Il ‘più’ e il ‘meno’: l’altalena di cibo e desiderio

Scende un altro boccone, ma il barattolo appena chiuso è ancora a portata dello sguardo. E’ lui a comandare alla mano di riaprirlo. Un altro cucchiaino, e di nuovo viene chiuso. Ma, quando scompare il sapore dalla lingua e da tutte le papille, il desiderio – sarebbe più corretto chiamarlo dipendenza – è di nuovo in agguato al posto di comando. Si tratta di un grande appetito, quello della vita, rimasto inappagato a causa di inadeguatezze personali o appartenenti a coloro che il caso ha posto al nostro accudimento. Prima, fra queste, certo è l’amore, ma anche la garanzia di essere accuditi in armonia, cosa che spesso equivale a conoscenza.

            La mente procede per via di sostituti e li baratta con le nostre verità. Una volta che si sia stampata la mappa degli ‘oggetti’ mancanti, si apre nell’anima un vuoto di sostanza che, talvolta, invoca l’istinto della morte attraverso la spina della depressione, talvolta invece s’illude di colmare le mancanze  investendo il cibo di poteri riparativi dell’insoddisfazione assaporata un tempo.  Ma il problema, purtroppo, si ripropone anche per insuccessi momentanei, talvolta anche banali, capaci di ‘evocare’ il vuoto originario. Lo spostamento, si sa, appartiene alla sintassi della mente, per cui il problema viene spostato sul cibo, dotato com’è di fattezze adatte ai cinque sensi. Il proposito di adeguarlo alla misura salta via appena l’ultimo boccone che ci spetta viene spinto, già con nostalgia, in basse vie sbarrate alla visione.

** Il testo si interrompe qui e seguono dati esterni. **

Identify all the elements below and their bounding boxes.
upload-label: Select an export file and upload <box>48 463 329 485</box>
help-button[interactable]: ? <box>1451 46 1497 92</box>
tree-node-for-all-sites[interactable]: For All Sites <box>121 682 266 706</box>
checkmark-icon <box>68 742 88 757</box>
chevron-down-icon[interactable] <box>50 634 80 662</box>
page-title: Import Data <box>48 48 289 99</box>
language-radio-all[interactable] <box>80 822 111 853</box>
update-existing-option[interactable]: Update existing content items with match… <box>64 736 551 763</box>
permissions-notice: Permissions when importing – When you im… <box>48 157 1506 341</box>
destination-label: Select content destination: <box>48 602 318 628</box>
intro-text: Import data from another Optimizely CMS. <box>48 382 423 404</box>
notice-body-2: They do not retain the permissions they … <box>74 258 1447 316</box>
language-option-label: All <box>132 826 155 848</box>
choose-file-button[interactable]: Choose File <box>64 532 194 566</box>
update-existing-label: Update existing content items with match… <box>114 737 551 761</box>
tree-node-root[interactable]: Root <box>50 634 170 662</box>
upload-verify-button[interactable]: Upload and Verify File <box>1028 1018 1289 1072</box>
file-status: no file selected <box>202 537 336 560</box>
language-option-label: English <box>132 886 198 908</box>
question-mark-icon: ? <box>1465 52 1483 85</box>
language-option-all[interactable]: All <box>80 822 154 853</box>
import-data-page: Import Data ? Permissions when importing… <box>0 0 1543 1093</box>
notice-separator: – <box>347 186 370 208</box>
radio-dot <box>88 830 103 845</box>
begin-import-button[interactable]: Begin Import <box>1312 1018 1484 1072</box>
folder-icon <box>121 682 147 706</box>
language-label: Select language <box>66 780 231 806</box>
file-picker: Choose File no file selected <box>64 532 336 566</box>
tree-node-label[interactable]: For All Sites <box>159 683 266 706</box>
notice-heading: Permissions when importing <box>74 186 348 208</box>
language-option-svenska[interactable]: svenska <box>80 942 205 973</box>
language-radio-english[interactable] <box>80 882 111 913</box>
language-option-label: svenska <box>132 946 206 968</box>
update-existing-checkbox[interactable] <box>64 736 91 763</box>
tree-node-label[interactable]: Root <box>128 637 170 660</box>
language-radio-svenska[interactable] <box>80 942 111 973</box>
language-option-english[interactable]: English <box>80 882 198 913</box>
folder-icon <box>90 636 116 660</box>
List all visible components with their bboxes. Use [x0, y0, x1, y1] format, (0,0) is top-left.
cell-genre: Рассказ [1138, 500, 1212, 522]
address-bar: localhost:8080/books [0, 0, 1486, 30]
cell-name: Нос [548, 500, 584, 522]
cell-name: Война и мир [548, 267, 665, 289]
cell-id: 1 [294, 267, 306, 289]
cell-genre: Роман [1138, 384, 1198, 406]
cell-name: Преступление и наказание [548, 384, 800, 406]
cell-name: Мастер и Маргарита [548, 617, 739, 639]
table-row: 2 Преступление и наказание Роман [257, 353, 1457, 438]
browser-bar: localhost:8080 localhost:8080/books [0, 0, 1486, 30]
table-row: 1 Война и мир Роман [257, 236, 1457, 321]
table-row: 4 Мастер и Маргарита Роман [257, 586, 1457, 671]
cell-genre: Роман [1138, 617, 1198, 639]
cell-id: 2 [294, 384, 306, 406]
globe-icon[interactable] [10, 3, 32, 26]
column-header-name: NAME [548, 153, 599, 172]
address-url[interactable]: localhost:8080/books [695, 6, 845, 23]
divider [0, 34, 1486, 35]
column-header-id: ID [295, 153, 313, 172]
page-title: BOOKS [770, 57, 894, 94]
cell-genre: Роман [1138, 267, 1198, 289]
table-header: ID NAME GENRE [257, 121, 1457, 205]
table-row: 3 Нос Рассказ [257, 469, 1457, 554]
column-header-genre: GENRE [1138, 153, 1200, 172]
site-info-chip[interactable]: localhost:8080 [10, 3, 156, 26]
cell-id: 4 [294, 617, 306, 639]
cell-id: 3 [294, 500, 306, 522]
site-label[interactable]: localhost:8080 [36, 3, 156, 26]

        L’appagamento estatico non abbandona la persona che, situata in una sosta dall’angoscia, non intende per niente ritornarvi. E così una vocina, da lontana che era, si fa sempre più vicina, sussurrando di mangiare ancora, poco poco, in modo che le calorie previste siano leggermente superate, solo leggermente. Ma la cosa si ripete a ogni boccone, finché, essendo il programma iniziale assolutamente andato in fumo, non rimane altro da fare che assaporare senza alcun rimorso tutto il cibo che s’incontra, fino a quando la dilatazione di stomaco e zone sottostanti, premendo fino al cuore, pone l’alt all’abbuffata.

        La cosa si complica quando il cibo ingerito viene avvertito come un intruso invasore che   presto si trasformerà in carne: la propria carne! Il pericolo si avvale del rimedio; stanca e finalmente svuotata, la persona riposa finalmente: l’intruso è stato espulso. Sorge una domanda: estromettendo l’invasore, non è per caso che si estromette anche parte di se stessi?

            È  qui che l’allucinata ingurgitante porge la mano, stranamente, a quell’altra che, invece di vomitarsi insieme al suo problema, lo inserisce questa volta nello sguardo della mente, impegnato a controllare nello specchio la forma di se stessa. Dal ‘più’ si passa al ‘meno’, sorvolando anche stavolta la misura. L’appetito della propria anima, rimasto insoddisfatto, anziché camuffarsi in inflazione, negativizza se stesso in ascetica bugia, trasformando il ‘più’ in ‘meno’. In soccorso della pervertita perfezione della forma, si dispone anche la visione, ammalandosi di tempestivo dismorfismo nel segreto dello specchio, abbarbicato in una paranoica altalena altamente borderline, che saltella nello spazio verso l’alto e verso il basso.

 Le frustrazioni non sanate in tempo corrodono il senso della vita: a chi rivelare quel sentimento di distruttiva solitudine, fatta di autocommiserazione ma anche di innominata nostalgia, di un tempo, un luogo, una persona?

      La nostra ombra non possiede una semantica palese come quella del linguaggio: potrebbe procedere per semplificazioni, articolando in meno o in più l’energia pulsionale, dove il meno sembra essere sinonimo di morte. I due segni si fanno spesso compagnia: nella bulimia, infatti, la mancanza antica determina un eccesso successivo. Ma nell’anoressia siamo di fronte a una mancanza – digiuno – seguita a una mancanza precedente. Qui s’inserisce l’implicanza dello specchio con il conseguente dismorfismo, che, come indica la parola, comporta uno spostamento concettuale del sintomo, una retroversione di 180 gradi, dal troppo al niente. Questa volta il ‘più’ appartiene alla perfezione, mentre il ‘meno’ si accontenta di accompagnarsi al metodo.

     Ma è sulla scena dell’inconscio che ha luogo la propria verità: il soggetto malato assapora il perverso piacere di tormentare il suo carnefice di un tempo esibendo ai suoi occhi la distruzione del suo corpo privato dell’amore, attribuendosi l’allucinata onnipotenza di creare la sua morte.